Dinner Tonight: March 25, 2016
Archive »Bluefish with Roasted Vegetables
Fun
Go around the table naming things you're grateful for, in alphabetical order!
Conversation
Do you think it’s possible to change the world? Why or why not?
Bluefish, though not a pretty fish, is harvested in New England in the summer, and is relatively inexpensive at about $9 for a pound and a half.
If you can’t get bluefish, substitute delicious and nutritious mackerel.

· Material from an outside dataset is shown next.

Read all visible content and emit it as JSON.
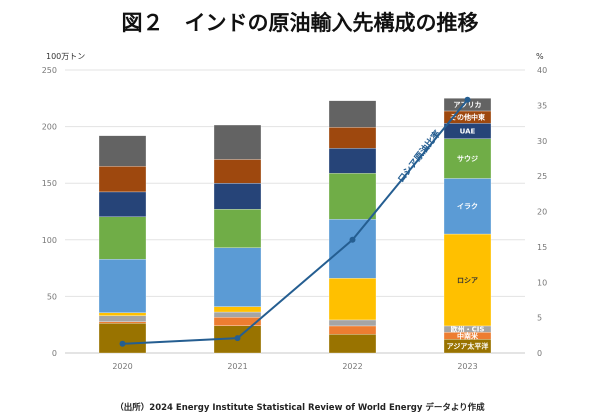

This recipe was provided by Dr Anne Fishel, PhD.
Ingredients
Serves 3-4
1 1/2 lbs. bluefish
1/3 cup mayonnaise
2 Tbsp. mustard
1 clove garlic, minced
1 Tbsp. fennel seeds, roasted
Any combination of: 1 onion, 2 carrots, 1 potato, 2 apples
Splash of oil
Salt and pepper, to taste
Instructions
Mix together mayonnaise, mustard, a minced garlic clove and roasted fennel seeds (just heat them in a dry pan on the stove top for about 2 minutes until they start to release an aroma).
Rinse and dry the bluefish. Place it skin down on a lightly oiled baking sheet.
Then spread the mayo mixture on the flesh side of the fish.
Place under the broiler until the fish is flakey, about 15-20 minutes.
Meanwhile, cut into even sized chunks a combination to your liking of: potatoes, carrots, apples, onions, or winter squash.
Toss the veggies in oil, sprinkle with salt and pepper, and bake on a cookie sheet at 400 degrees for about 40 minutes.